Even though Cornell’s stylistic shadow has been cast upon it, a tad farther stage left, Joe Marshall can be proud of the complexity, intensity and overall quality of her efforts.

“Reaction” is a very engaging opus that does not lean heavily on poetics. Oops, didn’t mean to speak ill of the dead. Sorry, Mr. Cornell.

Heidi Pollard has been back in Albuquerque for a long while after spending a number of years in and around New York City, where she participated in a series of exhibitions and installation projects. Her “Diamond Mind Highway” is a departure from her pre-East Coast abstract expressionist tendencies of 20 years ago.

“Diamond Mind Highway,” by Heidi Pollard, relies upon a geometric grid structure to contain her freestyle brushwork and brightly hued palette.

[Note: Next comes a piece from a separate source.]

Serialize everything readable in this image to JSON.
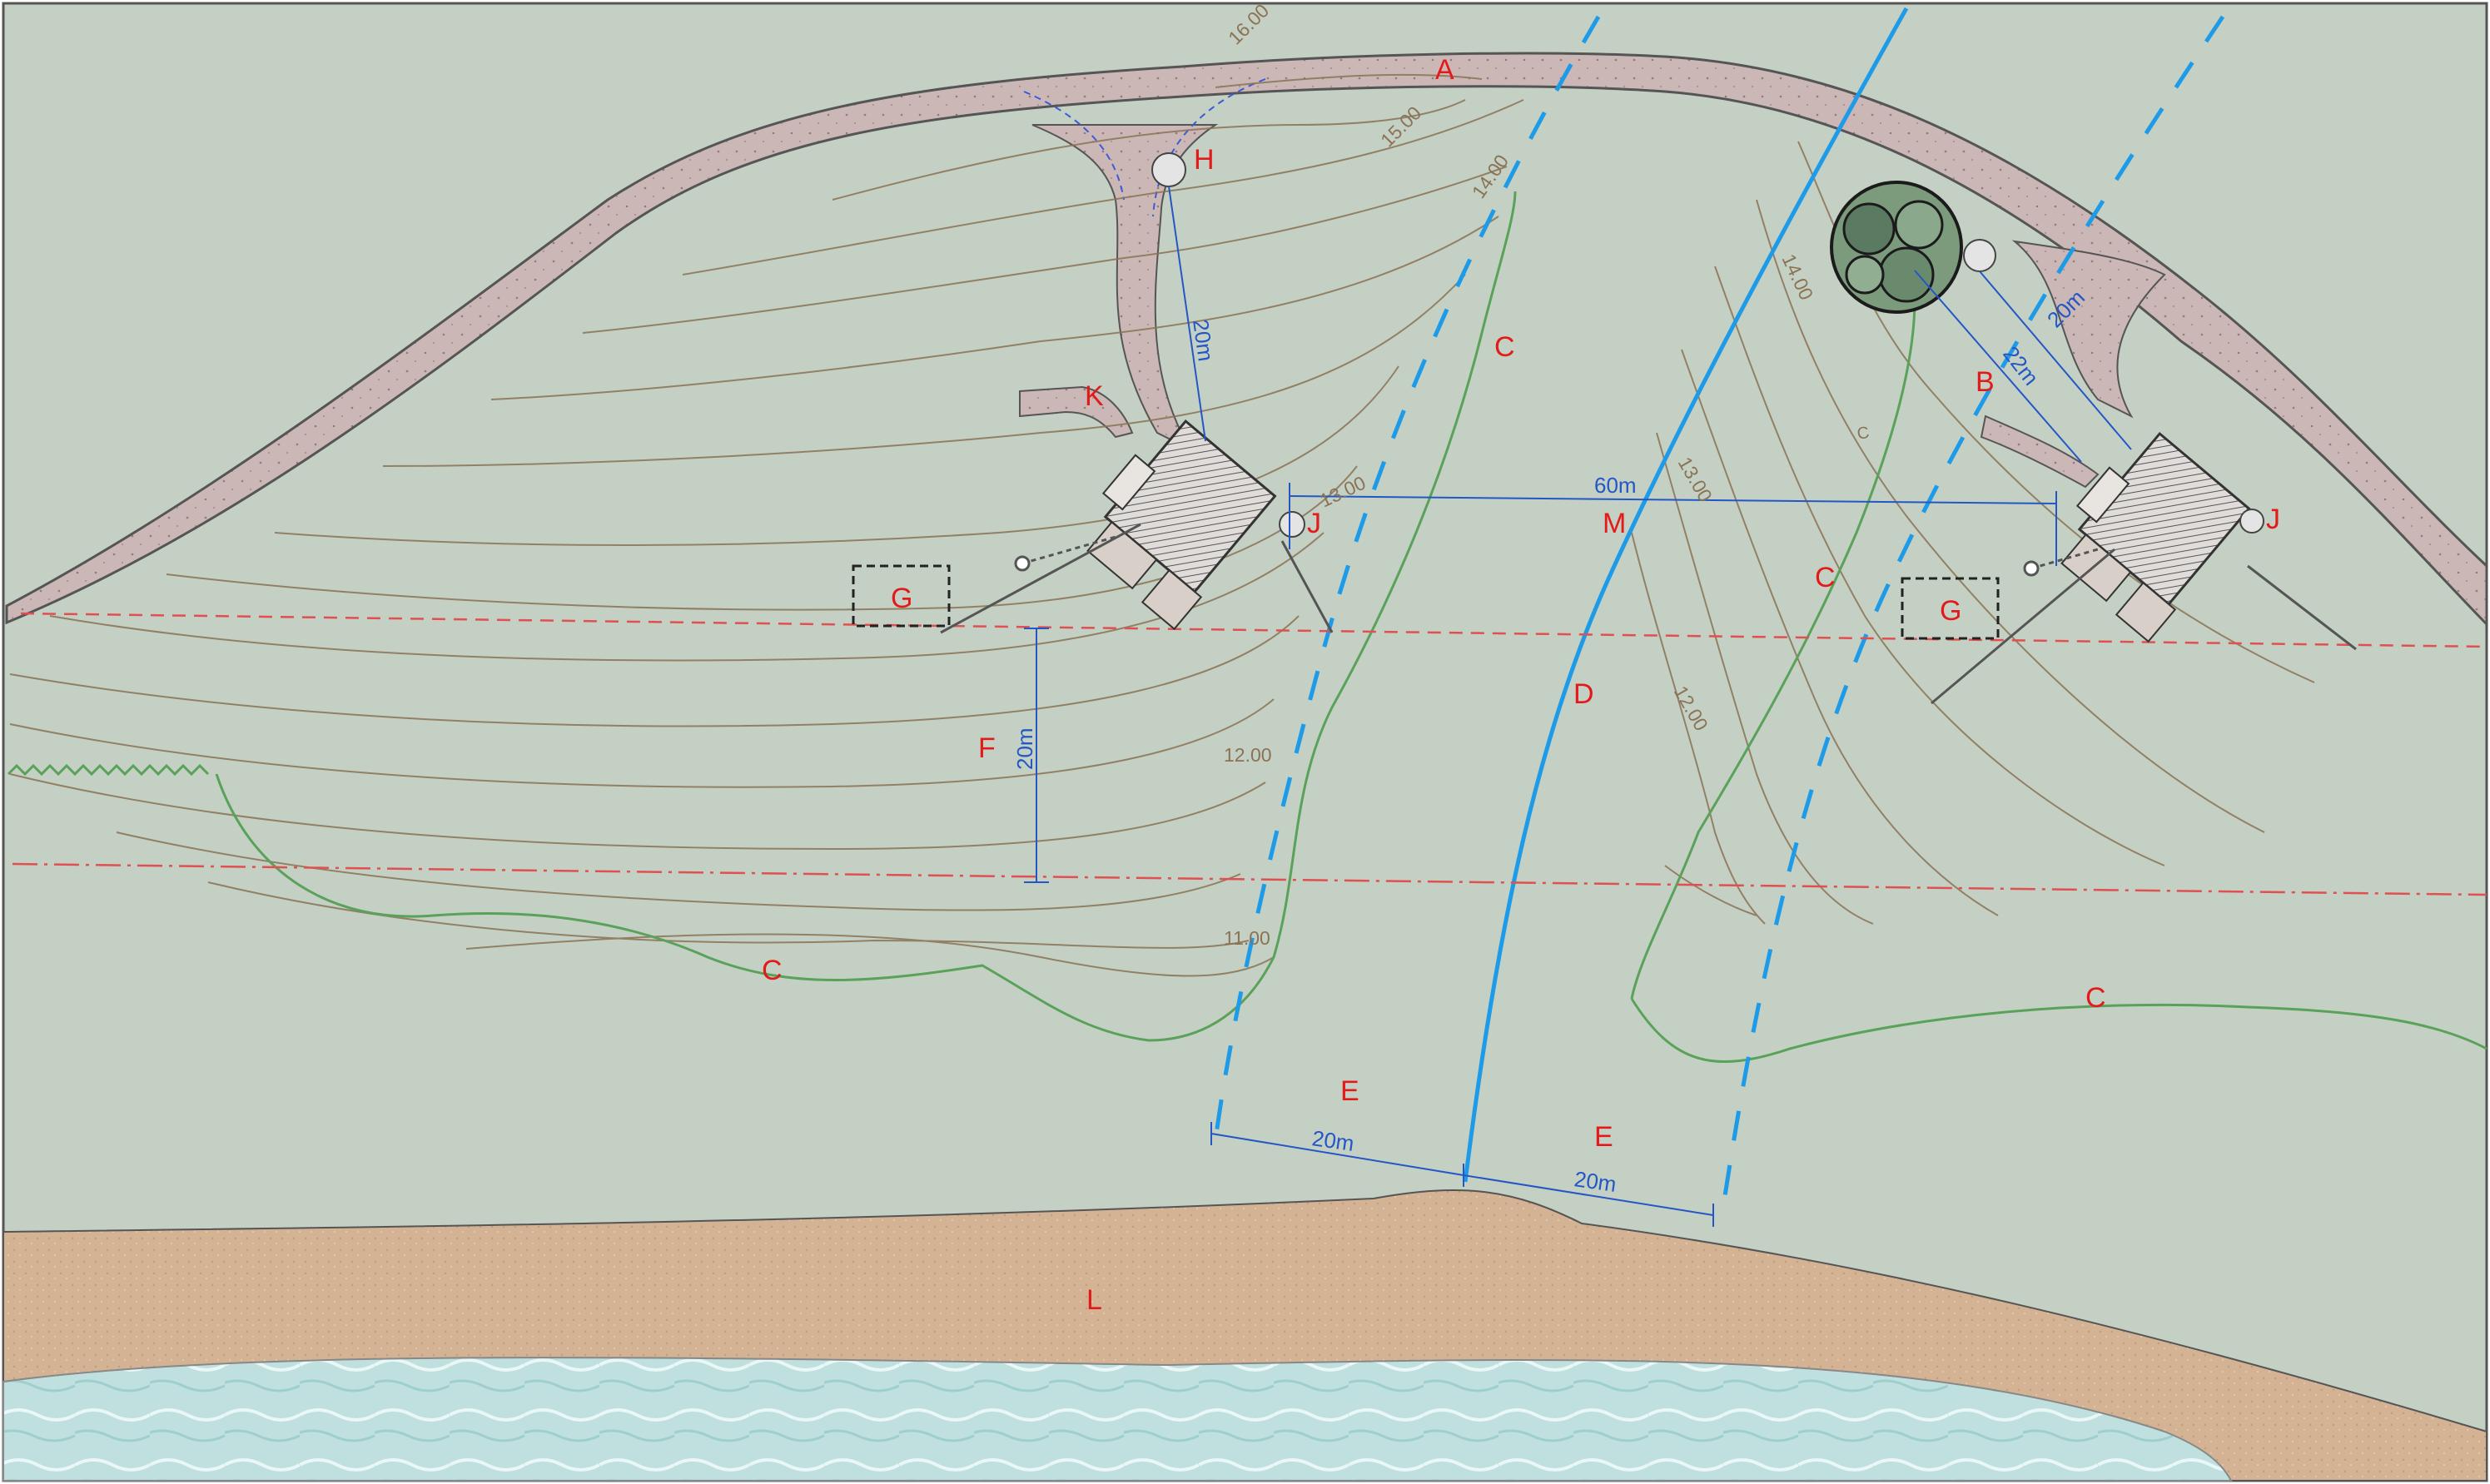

“Diamond Mind Highway,” by Heidi Pollard, relies upon a geometric grid structure to contain her freestyle brushwork and brightly hued palette.

Though her freestyle brushwork is still alive and well, Pollard is geometrically structuring her composition with grid patterns sporting a large red diamond dominating the left central area. The diamond seems to dance across its surroundings.

Her predominantly bright color palette eschews Pollard’s early affinity for earth tones while lending an insouciant joy to the overall painting. I’m not sure whether Pollard is referencing baseball, a girls’ best friend or something far more esoteric, but the overall message is positive and upbeat.

Rachel Popowcer is an accomplished mixed-media painter who worked out a personal style through the use of a wood-burner and the color red that continues to deliver jaw-dropping works that jump off the wall. Her “Wraith” is yet another example of Popowcer’s skills and abilities. Her work makes you glad you came to the show.

There are tons more truly interesting works in this installation that should place this exhibition on your short must-see list.